Christine smiled, like she liked that. Both the assessment from the medical professional and the figuring it out.
"I think, while we figure it out, it's not something everyone needs to know. But speaking of things you should know about? I had some really weird dreams, Leo. You were in them."
She got up out of bed while she was talking, and tiptoe ran into the bathroom, splashing some water onto her face and brushing out her hair, so it wasn't quite such a mess. Needs. Moar. Hairspray.
"Have you?" McCoy was seriously surprised there, and it showed on his face. "Like...how exactly? I'm guessing not in the romantic context, huh?"
"Nope, you were a doctor on a ship, and Kirk was there. And he had balloon hands, and you had me prepare a shot for the allergic reaction. I mean, seriously bad allergic reaction. Something about fleas. Then we came out of some warp thing and were alerted about a debris field, so stuff was kind of falling everywhere during evasive maneuvers and it was really kinda weird," she explained, conversationally, while trying to wrangle her hair up into something presentable. "I'm not sure what happened after that. I woke up, so I don't know if we lived or not. Sorry, no romance. Maybe that happened later, in the medical storage area where the CMO was hiding all his liquor."
She turned her head and stuck her tongue out for a moment, right at him.
"Ships doctor, huh?" McCoy considered. "Like star wars ship or horatio hornblower ship?" he wondered., "And that doesn't surprise me about Jim. He'd do that even in dre...Oh that just sounds disturbing, shit." He went in to at least sort of clean up now.
She didn't appear to mind, as long as he didn't mind a haze of hairspray, because that was happening. There! That looked done enough. She brushed her teeth at lightspeed and shrugged at the ship thing, saying only after she was finished, "Star Wars ship, sort of. Yeah, like a Star Wars ship. You know that scene where Luke was getting his new robot hand at the end of Empire Strikes Back? All white and stuff? Okay, it was like that, but minus the robot."

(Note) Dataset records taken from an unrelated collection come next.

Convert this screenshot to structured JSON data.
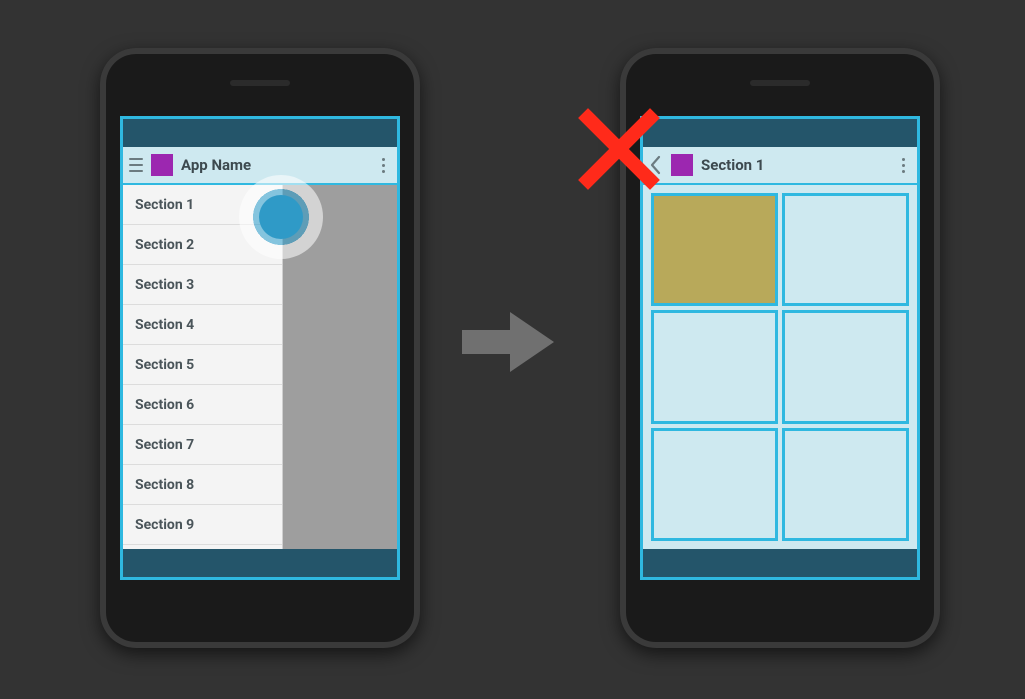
{
  "left": {
    "title": "App Name",
    "drawer_items": [
      "Section 1",
      "Section 2",
      "Section 3",
      "Section 4",
      "Section 5",
      "Section 6",
      "Section 7",
      "Section 8",
      "Section 9"
    ]
  },
  "right": {
    "title": "Section 1",
    "grid_selected_index": 0
  },
  "colors": {
    "accent": "#2fb8e0",
    "brand": "#9c27b0",
    "error": "#ff2a1a"
  }
}
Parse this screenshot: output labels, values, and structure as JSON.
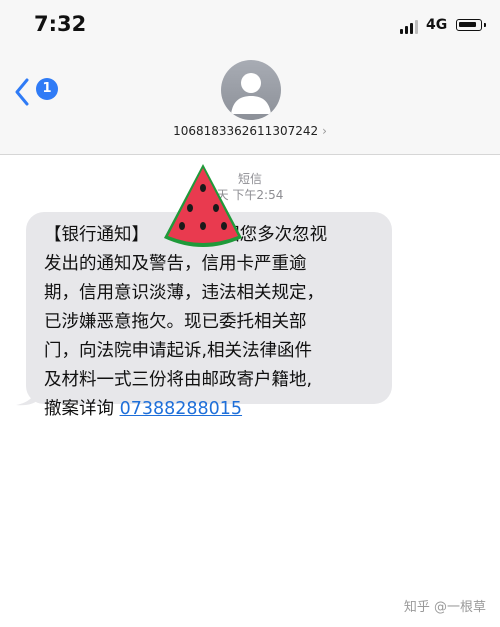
{
  "status_bar": {
    "time": "7:32",
    "network": "4G"
  },
  "header": {
    "back_badge": "1",
    "contact": "1068183362611307242",
    "contact_chevron": "›"
  },
  "thread": {
    "label": "短信",
    "timestamp": "天 下午2:54"
  },
  "message": {
    "text": "【银行通知】          ，因您多次忽视\n发出的通知及警告，信用卡严重逾\n期，信用意识淡薄，违法相关规定，\n已涉嫌恶意拖欠。现已委托相关部\n门，向法院申请起诉,相关法律函件\n及材料一式三份将由邮政寄户籍地,\n撤案详询 ",
    "phone_link": "07388288015"
  },
  "watermark": "知乎 @一根草",
  "colors": {
    "accent": "#2f7bf6",
    "bubble": "#e7e7ea",
    "link": "#1e6fd9"
  },
  "icons": {
    "back": "chevron-left-icon",
    "avatar": "person-silhouette-icon",
    "sticker": "watermelon-slice-icon"
  }
}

"I think," she said, while throwing on some lip gloss and eyeliner, "that you must've snuck Kirk on board. Gist I got, was he wasn't supposed to be there."

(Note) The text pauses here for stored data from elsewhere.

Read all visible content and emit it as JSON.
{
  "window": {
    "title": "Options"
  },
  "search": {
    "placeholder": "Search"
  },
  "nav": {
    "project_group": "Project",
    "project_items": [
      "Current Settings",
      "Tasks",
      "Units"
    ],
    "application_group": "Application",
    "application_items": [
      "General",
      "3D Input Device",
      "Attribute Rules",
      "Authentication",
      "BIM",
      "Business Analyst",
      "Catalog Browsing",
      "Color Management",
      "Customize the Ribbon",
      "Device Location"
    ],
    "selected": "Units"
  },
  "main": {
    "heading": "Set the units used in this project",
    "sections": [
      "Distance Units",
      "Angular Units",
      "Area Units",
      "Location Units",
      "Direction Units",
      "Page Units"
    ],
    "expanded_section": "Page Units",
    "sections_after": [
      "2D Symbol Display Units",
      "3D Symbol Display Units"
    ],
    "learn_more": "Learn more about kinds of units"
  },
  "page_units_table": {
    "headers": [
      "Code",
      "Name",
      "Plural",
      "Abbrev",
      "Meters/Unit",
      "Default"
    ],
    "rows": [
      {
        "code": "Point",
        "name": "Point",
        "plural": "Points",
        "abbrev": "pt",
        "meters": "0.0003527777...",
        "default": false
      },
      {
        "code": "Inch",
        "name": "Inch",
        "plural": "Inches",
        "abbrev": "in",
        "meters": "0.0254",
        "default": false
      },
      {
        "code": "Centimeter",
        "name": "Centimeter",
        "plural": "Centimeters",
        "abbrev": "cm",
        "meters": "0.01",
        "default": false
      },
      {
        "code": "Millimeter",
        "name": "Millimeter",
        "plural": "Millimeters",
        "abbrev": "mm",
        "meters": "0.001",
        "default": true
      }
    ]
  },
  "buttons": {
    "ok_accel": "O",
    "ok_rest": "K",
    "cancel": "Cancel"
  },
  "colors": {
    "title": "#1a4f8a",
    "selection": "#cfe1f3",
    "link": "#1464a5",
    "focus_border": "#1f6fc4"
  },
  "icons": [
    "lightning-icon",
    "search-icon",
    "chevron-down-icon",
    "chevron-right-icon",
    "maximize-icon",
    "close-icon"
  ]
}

Then she shrugged like GO FIG because she'd already taken a measure of Kirk, very calmly and quietly as soon as she got in the van. He was trouble. Even more so because, hi, one night stand where he bailed before dawn. Ugh.
"Me bending the rules for Kirk. He'd get me to do that." McCoy admitted, shaking his head fondly. "Wonder if this has to do with the thing's Scotty and Gaila have been hinting about."
"What were those two hinting about?" Christine blinked at him, questioningly, because she was kind of out of that loop, and mostly she'd tried not to notice them making out in the back of the van most of the entire way to Vegas. "Odd couple. It's sort of cute."
"Well, Scotty's apparently been coming up with ways to do things. Futurey things." McCoy explained. "And Gaila's just plain had disturbing ones from what I gather. Seems like they might all take place around the same time."
"Really? Poor girl, I didn't know that. And I guess if he's smart, that must be how he gets the ladies. She does seem a little bit out of his league, even if he is pretty cute. In a normal sort of way. No, he's not my type," Christine added, before she gave up her hold on half of the bathroom and let him do every boy thing he wanted to do in there. Fart or whatever. Go for it! She went to get dressed and immediately missed her bra, so she had to go with the backup. Boo. Boring old white lacey thing. "So you think maybe it's the same thing with me, too?"
She wondered if he had any strange dreams too, and it was all over the valar net, but she had treated it like a curiosity, and nothing serious.
Oh well. Breakfast? Probably a good idea, because Christine's tummy growled viciously, in a FEED ME SEYMOUR sort of way.